Flávia tinha o cabelo liso, mais lambido que já vi e Lívia fez “Baby liss” seus cachos ficaram incríveis. Eu não tinha tempo para qualquer penteado e ao menos a idéia de um. Mamãe preferiu deixa-lo solto e prendeu uns pontinhos de strass para dar um brilho. Não me incomodo com meus cachos, só acho que ele poderia dar uma trégua de vez em quando.

Hora de maquiar, Lívia fez a festa no meu rosto, mas não esqueceu de deixar meus olhos livres. Quando ela terminou passei um simples lápis e rímel e percebi que ela se sentiu incomodada. Assim que saímos do banheiro Lukas já estava sentado no sofá assistindo qualquer coisa e se empanturrando de “Pringles”.

Flávia soltou seu grito super sônico que o fez se dar conta de que nós já estávamos o esperando na porta.

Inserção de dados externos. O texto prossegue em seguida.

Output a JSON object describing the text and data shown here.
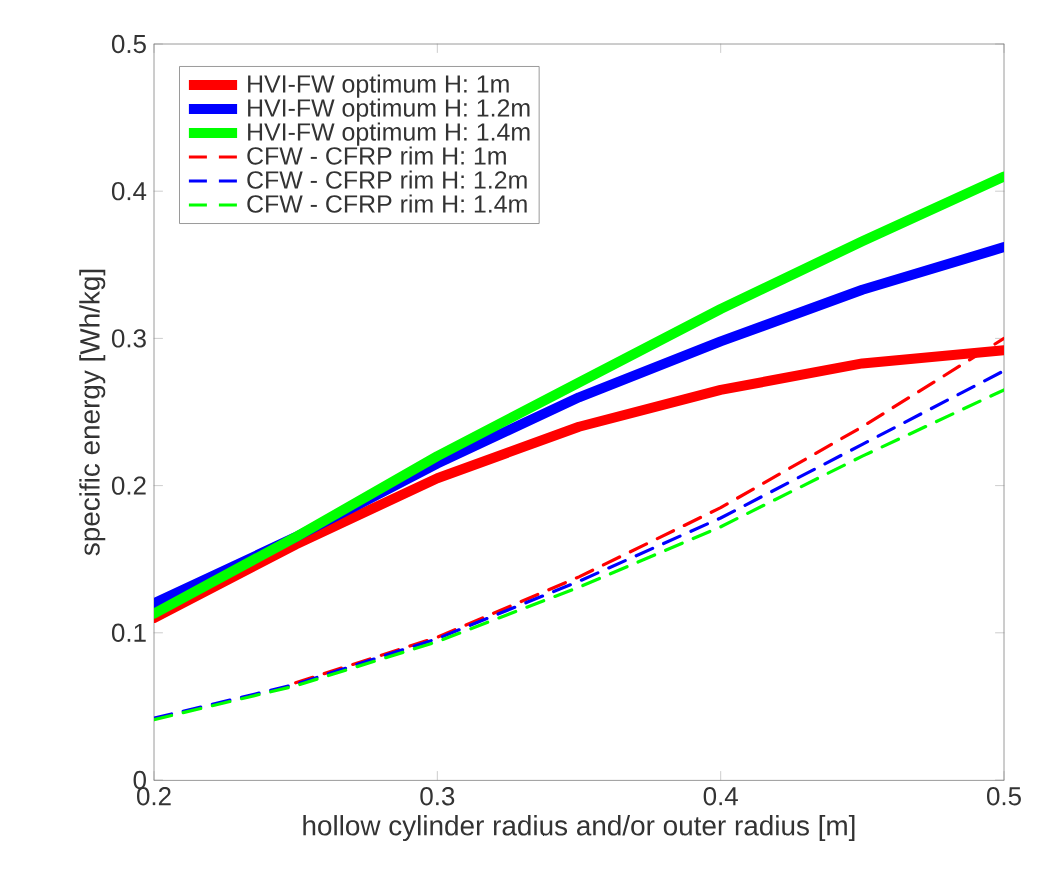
{
  "chart_data": {
    "type": "line",
    "xlabel": "hollow cylinder radius and/or outer radius [m]",
    "ylabel": "specific energy [Wh/kg]",
    "x": [
      0.2,
      0.25,
      0.3,
      0.35,
      0.4,
      0.45,
      0.5
    ],
    "xlim": [
      0.2,
      0.5
    ],
    "xticks": [
      0.2,
      0.3,
      0.4,
      0.5
    ],
    "ylim": [
      0,
      0.5
    ],
    "yticks": [
      0,
      0.1,
      0.2,
      0.3,
      0.4,
      0.5
    ],
    "grid": false,
    "legend": "top left",
    "marker": "none",
    "series": [
      {
        "name": "HVI-FW optimum H: 1m",
        "color": "#ff0000",
        "line_style": "solid",
        "values": [
          0.11,
          0.16,
          0.205,
          0.24,
          0.265,
          0.283,
          0.292
        ]
      },
      {
        "name": "HVI-FW optimum H: 1.2m",
        "color": "#0000ff",
        "line_style": "solid",
        "values": [
          0.12,
          0.165,
          0.215,
          0.26,
          0.298,
          0.333,
          0.362
        ]
      },
      {
        "name": "HVI-FW optimum H: 1.4m",
        "color": "#00ff00",
        "line_style": "solid",
        "values": [
          0.113,
          0.165,
          0.22,
          0.27,
          0.32,
          0.366,
          0.41
        ]
      },
      {
        "name": "CFW - CFRP rim H: 1m",
        "color": "#ff0000",
        "line_style": "dashed",
        "values": [
          null,
          0.066,
          0.097,
          0.138,
          0.185,
          0.24,
          0.3
        ]
      },
      {
        "name": "CFW - CFRP rim H: 1.2m",
        "color": "#0000ff",
        "line_style": "dashed",
        "values": [
          0.042,
          0.065,
          0.096,
          0.135,
          0.178,
          0.228,
          0.278
        ]
      },
      {
        "name": "CFW - CFRP rim H: 1.4m",
        "color": "#00ff00",
        "line_style": "dashed",
        "values": [
          0.041,
          0.064,
          0.094,
          0.131,
          0.172,
          0.22,
          0.265
        ]
      }
    ]
  }
}
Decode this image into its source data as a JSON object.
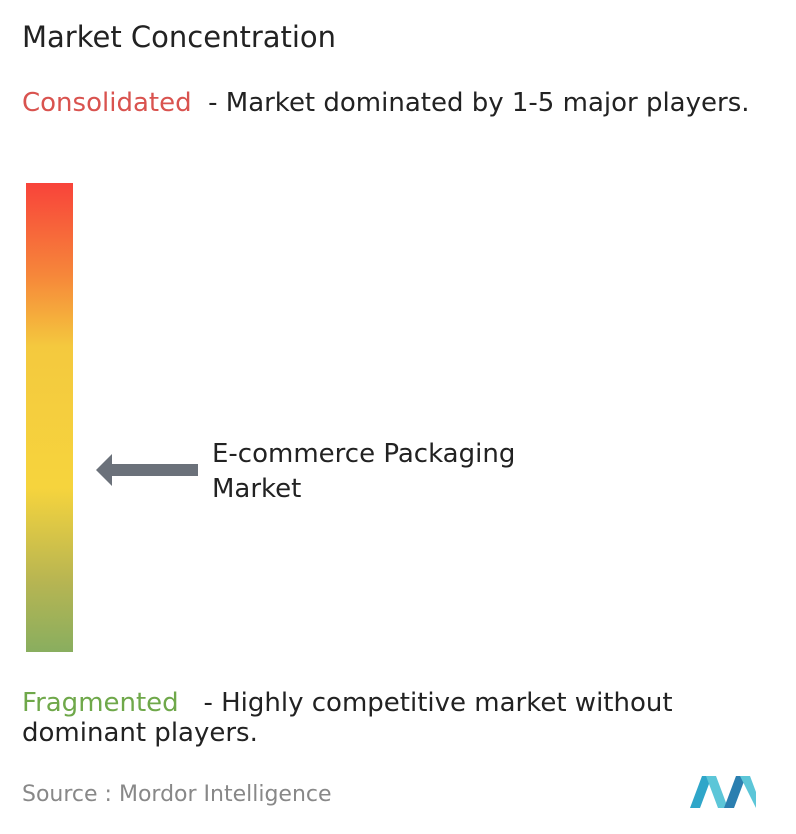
{
  "title": "Market Concentration",
  "consolidated": {
    "label": "Consolidated",
    "description": "- Market dominated by 1-5 major players."
  },
  "market": {
    "label": "E-commerce Packaging Market"
  },
  "fragmented": {
    "label": "Fragmented",
    "description": "- Highly competitive market without dominant players."
  },
  "source": {
    "label": "Source :",
    "name": "Mordor Intelligence"
  }
}
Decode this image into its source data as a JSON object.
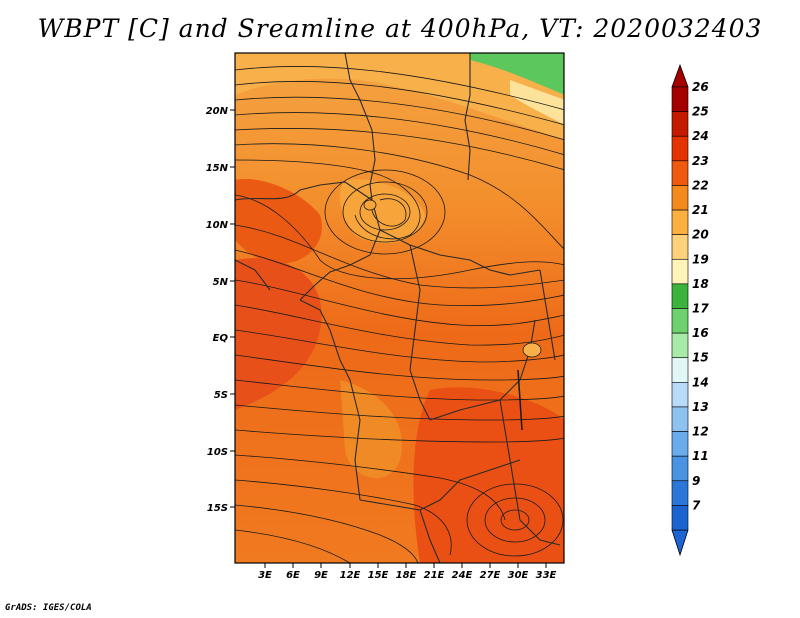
{
  "title": "WBPT [C] and Sreamline at 400hPa, VT: 2020032403",
  "footer": "GrADS: IGES/COLA",
  "map": {
    "lat_ticks": [
      "20N",
      "15N",
      "10N",
      "5N",
      "EQ",
      "5S",
      "10S",
      "15S"
    ],
    "lon_ticks": [
      "3E",
      "6E",
      "9E",
      "12E",
      "15E",
      "18E",
      "21E",
      "24E",
      "27E",
      "30E",
      "33E"
    ]
  },
  "colorbar": {
    "labels": [
      "26",
      "25",
      "24",
      "23",
      "22",
      "21",
      "20",
      "19",
      "18",
      "17",
      "16",
      "15",
      "14",
      "13",
      "12",
      "11",
      "9",
      "7"
    ],
    "colors": [
      "#a50000",
      "#c41a00",
      "#e23300",
      "#f05a10",
      "#f58a1c",
      "#fbb040",
      "#fdd27a",
      "#fff3b8",
      "#3cb43c",
      "#6dd26d",
      "#a8eba8",
      "#e1f7f7",
      "#b8dcf7",
      "#8ec3f1",
      "#6aabeb",
      "#4a93e2",
      "#2c78da",
      "#1b64d2"
    ]
  }
}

Antes de sair, fingi ter esquecido algo quarto e fiz um carinho em Sean que já tinha se enroscado na sua caminha, peguei uma caneta e risquei da lista um desejo: “Ir para a formatura”.

Voltei correndo e fechei a porta, esperançosa me iludi, pensando que talvez ele aparecesse. Pegamos um táxi e lá, infelizmente nos separamos. Lívia tinha que ficar ao lado de Lorran que já tinha chegado há algum tempo. Lukas queria ficar com a turma do futebol e Flávia não desgrudaria nem que apagasse por isso.

Aproveitei a companhia de Sandra para colocar o papo em dia e esperar na nossa mesa por vovó Cibele e o Dr. João que logo chegariam. Dito e feito, eles chegaram fazendo a maior bagunça que só eles faziam do modo autêntico da minha família. Sandra engatou num papo com Dr. João. Eu até tentei me enturmar, mas “casos raríssimos de perda de movimentos nas pernas” não era lá o meu papo predileto.

Para disfarçar puxei conversa com vovó sobre os e-mails que ela andava recebendo ultimamente. Chama-la de vovó não quer dizer que ela não seja moderna, ao contrário Cibele é um crânio na matemática e adora futucar as coisas no computador até descobrir novidades. Por toda a festa, me mantive conversando com ela e garanto que estava muito mais interessante que qualquer rodinha de adolescentes pervertidos.